稍微大一点的项目都会实现自己的内存分配器，让我们看看clickhouse的ArenaAllocator怎么做的。

ArenaAllocator

MemoryChunk

clickhouse沿用了ptmalloc的chunk的概念,它使用了"空基类优化"，继承自Allocator类，并设置为private，这样就可以使用Allocator类的方法，但是不能直接访问它的数据成员。
ASAN_POISON_MEMORY_REGION 是来自AddressSanitizer (ASan)的一个宏。AddressSanitizer是一种内存错误检测器，它可以检查出C++代码中的内存泄漏、越界等问题。

我们接着看它调用的alloc.

cpp 复制代码

    struct alignas(16) MemoryChunk : private Allocator<false>    /// empty base optimization
    {
        char * begin = nullptr;
        char * pos = nullptr;
        char * end = nullptr; /// does not include padding.
    	// 只有一个前向指针
        std::unique_ptr<MemoryChunk> prev;

        MemoryChunk()
        {
        }

        void swap(MemoryChunk & other)
        {
            std::swap(begin, other.begin);
            std::swap(pos, other.pos);
            std::swap(end, other.end);
            prev.swap(other.prev);
        }

        MemoryChunk(MemoryChunk && other)
        {
            *this = std::move(other);
        }

        MemoryChunk & operator=(MemoryChunk && other)
        {
            swap(other);
            return *this;
        }

        MemoryChunk(size_t size_)
        {
            ProfileEvents::increment(ProfileEvents::ArenaAllocChunks);
            ProfileEvents::increment(ProfileEvents::ArenaAllocBytes, size_);

            begin = reinterpret_cast<char *>(Allocator<false>::alloc(size_));
            pos = begin;
            end = begin + size_ - pad_right;

            ASAN_POISON_MEMORY_REGION(begin, size_);
        }

        ~MemoryChunk()
        {
            if (empty())
                return;

            /// We must unpoison the memory before returning to the allocator,
            /// because the allocator might not have asan integration, and the
            /// memory would stay poisoned forever.

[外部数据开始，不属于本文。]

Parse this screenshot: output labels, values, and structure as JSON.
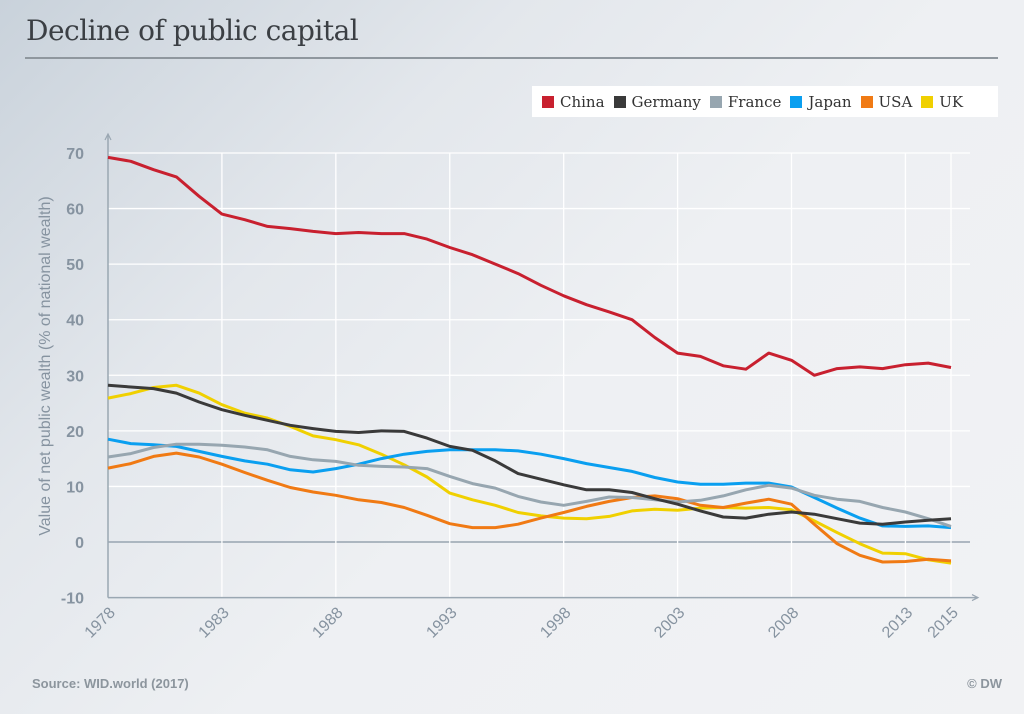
{
  "header": {
    "title": "Decline of public capital"
  },
  "footer": {
    "source": "Source: WID.world (2017)",
    "credit": "© DW"
  },
  "chart_data": {
    "type": "line",
    "title": "Decline of public capital",
    "ylabel": "Value of net public wealth (% of national wealth)",
    "xlabel": "",
    "ylim": [
      -10,
      70
    ],
    "yticks": [
      -10,
      0,
      10,
      20,
      30,
      40,
      50,
      60,
      70
    ],
    "xlim": [
      1978,
      2015
    ],
    "xticks": [
      1978,
      1983,
      1988,
      1993,
      1998,
      2003,
      2008,
      2013,
      2015
    ],
    "grid": true,
    "legend_position": "top-right",
    "x": [
      1978,
      1979,
      1980,
      1981,
      1982,
      1983,
      1984,
      1985,
      1986,
      1987,
      1988,
      1989,
      1990,
      1991,
      1992,
      1993,
      1994,
      1995,
      1996,
      1997,
      1998,
      1999,
      2000,
      2001,
      2002,
      2003,
      2004,
      2005,
      2006,
      2007,
      2008,
      2009,
      2010,
      2011,
      2012,
      2013,
      2014,
      2015
    ],
    "series": [
      {
        "name": "China",
        "color": "#c8202f",
        "values": [
          69.2,
          68.5,
          67,
          65.7,
          62.2,
          59,
          58,
          56.8,
          56.4,
          55.9,
          55.5,
          55.7,
          55.5,
          55.5,
          54.5,
          53,
          51.7,
          50,
          48.3,
          46.2,
          44.3,
          42.7,
          41.4,
          40,
          36.8,
          34,
          33.4,
          31.7,
          31.1,
          34,
          32.7,
          30,
          31.2,
          31.5,
          31.2,
          31.9,
          32.2,
          31.4
        ]
      },
      {
        "name": "Germany",
        "color": "#3a3a3a",
        "values": [
          28.2,
          27.9,
          27.6,
          26.8,
          25.2,
          23.8,
          22.8,
          21.9,
          21,
          20.4,
          19.9,
          19.7,
          20,
          19.9,
          18.7,
          17.2,
          16.5,
          14.6,
          12.3,
          11.3,
          10.3,
          9.4,
          9.4,
          8.9,
          7.8,
          6.8,
          5.6,
          4.5,
          4.3,
          5,
          5.4,
          5,
          4.2,
          3.4,
          3.2,
          3.6,
          3.9,
          4.2
        ]
      },
      {
        "name": "France",
        "color": "#97a6b0",
        "values": [
          15.3,
          15.9,
          17,
          17.6,
          17.6,
          17.4,
          17.1,
          16.6,
          15.4,
          14.8,
          14.5,
          13.8,
          13.6,
          13.5,
          13.2,
          11.8,
          10.5,
          9.7,
          8.2,
          7.2,
          6.6,
          7.3,
          8.1,
          8,
          7.6,
          7.2,
          7.5,
          8.3,
          9.4,
          10.2,
          9.7,
          8.4,
          7.7,
          7.3,
          6.2,
          5.4,
          4.2,
          2.8
        ]
      },
      {
        "name": "Japan",
        "color": "#0a9ff0",
        "values": [
          18.5,
          17.7,
          17.5,
          17.2,
          16.3,
          15.4,
          14.6,
          14,
          13,
          12.6,
          13.2,
          14,
          15,
          15.8,
          16.3,
          16.6,
          16.6,
          16.6,
          16.4,
          15.8,
          15,
          14.1,
          13.4,
          12.7,
          11.6,
          10.8,
          10.4,
          10.4,
          10.6,
          10.6,
          9.9,
          8,
          6.1,
          4.3,
          2.9,
          2.8,
          2.9,
          2.6
        ]
      },
      {
        "name": "USA",
        "color": "#f07a14",
        "values": [
          13.3,
          14.1,
          15.4,
          16,
          15.3,
          14,
          12.5,
          11.1,
          9.8,
          9,
          8.4,
          7.6,
          7.1,
          6.2,
          4.8,
          3.3,
          2.6,
          2.6,
          3.2,
          4.3,
          5.3,
          6.4,
          7.3,
          8,
          8.3,
          7.8,
          6.6,
          6.2,
          7,
          7.7,
          6.8,
          3.2,
          -0.3,
          -2.4,
          -3.6,
          -3.5,
          -3.1,
          -3.4
        ]
      },
      {
        "name": "UK",
        "color": "#f0d000",
        "values": [
          25.9,
          26.7,
          27.8,
          28.2,
          26.8,
          24.7,
          23.2,
          22.3,
          20.8,
          19.1,
          18.4,
          17.5,
          15.8,
          13.9,
          11.7,
          8.8,
          7.6,
          6.6,
          5.3,
          4.7,
          4.3,
          4.2,
          4.6,
          5.6,
          5.9,
          5.7,
          6.1,
          6.2,
          6.1,
          6.2,
          5.8,
          3.8,
          1.7,
          -0.3,
          -2,
          -2.1,
          -3.2,
          -3.8
        ]
      }
    ]
  }
}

If the allocator supports
            /// asan, it will correctly poison the memory by itself.
            ASAN_UNPOISON_MEMORY_REGION(begin, size());

            Allocator<false>::free(begin, size());
        }

        bool empty() const { return begin == end;}
        size_t size() const { return end + pad_right - begin; }
        size_t remaining() const { return end - pos; }
    };

下层alloc

这里会一路调用到Allocator::allocNoTrack

MALLOC_MIN_ALIGNMENT默认是8，因为malloc默认会8字节对齐

如果要求的对齐字节数大于8，那么使用posix_memalign（https://man7.org/linux/man-pages/man3/posix_memalign.3.html），分配对齐的字节。

cpp 复制代码

    void * allocNoTrack(size_t size, size_t alignment)
    {
        void * buf;
        if (alignment <= MALLOC_MIN_ALIGNMENT)
        {
            if constexpr (clear_memory)
                buf = ::calloc(size, 1);
            else
                buf = ::malloc(size);

            if (nullptr == buf)
                DB::throwFromErrno(fmt::format("Allocator: Cannot malloc {}.", ReadableSize(size)), DB::ErrorCodes::CANNOT_ALLOCATE_MEMORY);
        }
        else
        {
            buf = nullptr;
            int res = posix_memalign(&buf, alignment, size);

            if (0 != res)
                DB::throwFromErrno(fmt::format("Cannot allocate memory (posix_memalign) {}.", ReadableSize(size)),
                    DB::ErrorCodes::CANNOT_ALLOCATE_MEMORY, res);

            if constexpr (clear_memory)
                memset(buf, 0, size);
        }

        if constexpr (populate)
            prefaultPages(buf, size);

        return buf;
    }

上层alloc

alloc是arena的一个方法，用于不对齐的分配，分配0字节也不会返回nullptr。

unlikely宏定义如下：
define unlikely(x) (__builtin_expect(!!(x), 0))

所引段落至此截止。